In the words of K. Kasturirangan, former chairman of the Indian Space Resource Organisation: “People like Aruna Tole need to be honoured by every segment of society because the relevance of their work is much broader than the conventional professionals. Her boundless energy, creativity and compassion made all the difference in bringing much needed life and succor to patients when they needed help, a valuable contribution to humanity. My late wife was one of those touched by her grace and dedication.”

The challenges for Occupational Therapy in India include shortage of resources and funding, and a need for better comprehension of the value of rehabilitation services. Aruna Tole’s journey demonstrates how a compelling desire to help patients using available resources took her far beyond the traditional description of her job. Nothing was beyond her reach when a patient needed help. She included in her orbit engineers, carpenters, lathe workers, tailors, and latex manufacturers to achieve her goal: to produce devices to help patients who could not afford expensive imported products. Her passion and commitment motivated everyone she worked with and is still an inspiration to young OTs who aim to bridge the gap between what is and what could be, in hospitals, rehab centres, child and aged care programmes, and industry.
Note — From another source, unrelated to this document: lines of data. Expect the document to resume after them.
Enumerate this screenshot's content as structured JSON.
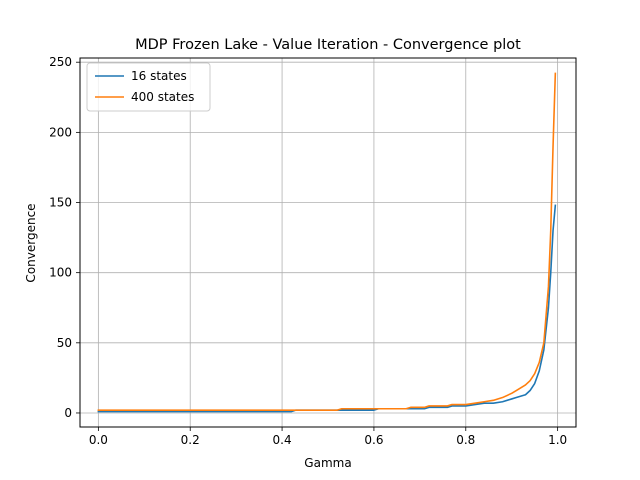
{
  "chart_data": {
    "type": "line",
    "title": "MDP Frozen Lake - Value Iteration - Convergence plot",
    "xlabel": "Gamma",
    "ylabel": "Convergence",
    "xlim": [
      -0.04,
      1.04
    ],
    "ylim": [
      -10,
      253
    ],
    "xticks": [
      0.0,
      0.2,
      0.4,
      0.6,
      0.8,
      1.0
    ],
    "xtick_labels": [
      "0.0",
      "0.2",
      "0.4",
      "0.6",
      "0.8",
      "1.0"
    ],
    "yticks": [
      0,
      50,
      100,
      150,
      200,
      250
    ],
    "ytick_labels": [
      "0",
      "50",
      "100",
      "150",
      "200",
      "250"
    ],
    "grid": true,
    "legend_position": "top-left",
    "series": [
      {
        "name": "16 states",
        "color": "#1f77b4",
        "x": [
          0.0,
          0.42,
          0.43,
          0.52,
          0.53,
          0.6,
          0.61,
          0.67,
          0.68,
          0.71,
          0.72,
          0.76,
          0.77,
          0.8,
          0.82,
          0.84,
          0.86,
          0.88,
          0.9,
          0.91,
          0.93,
          0.94,
          0.95,
          0.96,
          0.97,
          0.98,
          0.985,
          0.99,
          0.995
        ],
        "y": [
          1,
          1,
          2,
          2,
          2,
          2,
          3,
          3,
          3,
          3,
          4,
          4,
          5,
          5,
          6,
          7,
          7,
          8,
          10,
          11,
          13,
          16,
          21,
          30,
          45,
          75,
          100,
          130,
          148
        ]
      },
      {
        "name": "400 states",
        "color": "#ff7f0e",
        "x": [
          0.0,
          0.42,
          0.43,
          0.52,
          0.53,
          0.6,
          0.61,
          0.67,
          0.68,
          0.71,
          0.72,
          0.76,
          0.77,
          0.8,
          0.82,
          0.84,
          0.86,
          0.88,
          0.9,
          0.91,
          0.93,
          0.94,
          0.95,
          0.96,
          0.97,
          0.98,
          0.985,
          0.99,
          0.995
        ],
        "y": [
          2,
          2,
          2,
          2,
          3,
          3,
          3,
          3,
          4,
          4,
          5,
          5,
          6,
          6,
          7,
          8,
          9,
          11,
          14,
          16,
          20,
          23,
          28,
          36,
          50,
          90,
          130,
          190,
          242
        ]
      }
    ]
  }
}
“The book includes case studies and experiments she carried out in the course of rehabilitation and demonstrates by example how a gifted and driven professional can go above and beyond the accepted norms and raise the bar. Above all, it brings home the point that no technology is above the human touch,” said Kalyani Sardesai.

Published by Authors Upfront, the 300 pages book is priced at Rs.799 and will be available on Amazon.

The book will be donated to medical libraries and OT training programmes across the country as a tribute to Aruna Tole.